Carlisle stressed it was important that the industry players “participate as our rulemaking is going down the road… Bringing those aspects of the real world environment is extremely important. Don’t underestimate the power of… a regulator who regrettably may have little experience in the industry” to respond improperly to the industry’s needs.

Asked why the Commission acted on the AT&T petition on phone-to-phone VoIP services before completing the rulemaking, Carlisle said the Commission was responding to requests from “the broad cross sections of the industry,” which sought clarity: “The situation that was continuing as a result of us not saying anything was that AT&T was deriving an unfair competitiveness advantage through self-election… So, at a certain point… the sense within the Commission was ‘yes, we have to do it.'” Asked whether UNE-P was “focusing the mind of the Commission on VoIP” or whether it was a “clouding issue,” Carlisle said UNE-P “right now sort of created its own dimension. It’s hard to relate it to anything going on anywhere else. At this point IP-enabled service is moving forward on its own track -- it’s really much more a question of classification and jurisdiction. And UNE-P… is more of a question of what [Sec.] 251 means.”

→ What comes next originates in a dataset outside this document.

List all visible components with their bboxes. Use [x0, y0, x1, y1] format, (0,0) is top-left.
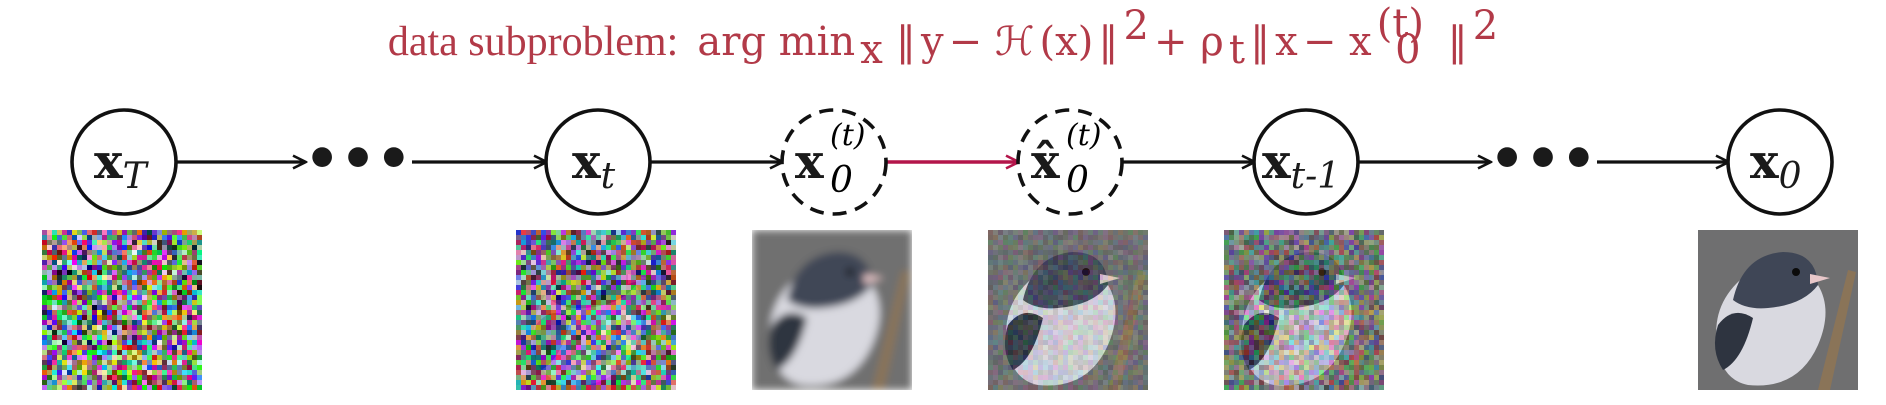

Better than expected workshop turnout created the impression the CLEC industry was finally getting serious about VoIP. One industry source speculated CLECs would take their place in the VoIP market as soon as this year. “This year is pretty important, because CLECs are consolidating their network elements, financial assets and products and services to provide over the same infrastructure,” the source told us. The source also speculated IP services “will probably move to a measured price [scheme away from] current flat rate unlimited [scheme] that most IP providers enjoy.” In that case, the source said consumers would probably “enjoy 30% to 50% discounts on IP services over the legacy TDM services.”

Some speakers expressed concern it was hard to control service quality because they don’t own the last mile. “One of the main reasons that we are targeting cable providers is because they own last mile alternative,” said Callipso Product Mgr. Nathan Dominguez: “If you are able to integrate your networks with theirs, you will be able to control the quality of service.” He said the lowest rate “is going to get you the business but bringing a real value to your end- user through an IP-based application is what is going to retain those customers.”